Downtown is threatened with closure, and Woodlands has been asked to comment on the proposal. Am I allowed to speak and vote in this

discussion?

I suspect that most of the

governors of Woodlands will support the proposal, but I have loyalties to the poor school where people are working very hard to save it.

We await new regulations this term, but I think I am probably safe in quoting regulation 54(5) of the draft circulated for

comment earlier in the year.

This says that a governor shall not be prevented from considering or voting upon any matter because “the interests of the school at which he is a governor ... conflict with the interests of any other school at which he is a

governor”.

This seems to put you in the clear. Each case of a governor taking part “where there is any reasonable doubt about that person’s ability to act impartially” - a wide-ranging new definition in regulation 54(2) - would presumably be considered on its merits. Nevertheless, I cannot think the later sub-section would have been included if it had not been intended to exempt governors with this particular natural

conflict of interest. So much

for rules.

What you do in practice is a matter of personal judgment in the light of what you think about the proposal and the line your

fellow governors at Woodlands are taking.

They may surprise you - in my experience people who become governors are exceptionally sensitive about not being overtly swayed by self-interest. You may be able to reinforce their sensitivities by providing factual information and objective arguments in favour of keeping Downtown open, and I’m sure they will understand that you feel duty-bound to do this.
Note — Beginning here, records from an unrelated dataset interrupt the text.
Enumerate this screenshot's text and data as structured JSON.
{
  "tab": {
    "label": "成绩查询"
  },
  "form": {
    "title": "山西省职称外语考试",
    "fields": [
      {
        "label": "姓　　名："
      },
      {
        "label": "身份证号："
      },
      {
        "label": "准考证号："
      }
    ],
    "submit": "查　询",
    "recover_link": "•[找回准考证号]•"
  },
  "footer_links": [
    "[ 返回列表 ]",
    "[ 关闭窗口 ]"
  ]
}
I feel some distaste for governors who spring on to the bandwagon when a competing school is in trouble. Their motives will not be kindly interpreted, they may be wasting their time behaving so predictably, and unless there is a clear educational benefit to the children of the whole community, silence is sometimes more sensitive.

I know that strictly speaking we act for the school where we are governors, but the existence of a community feeling among governors in an area is sometimes an intangible benefit to our own school.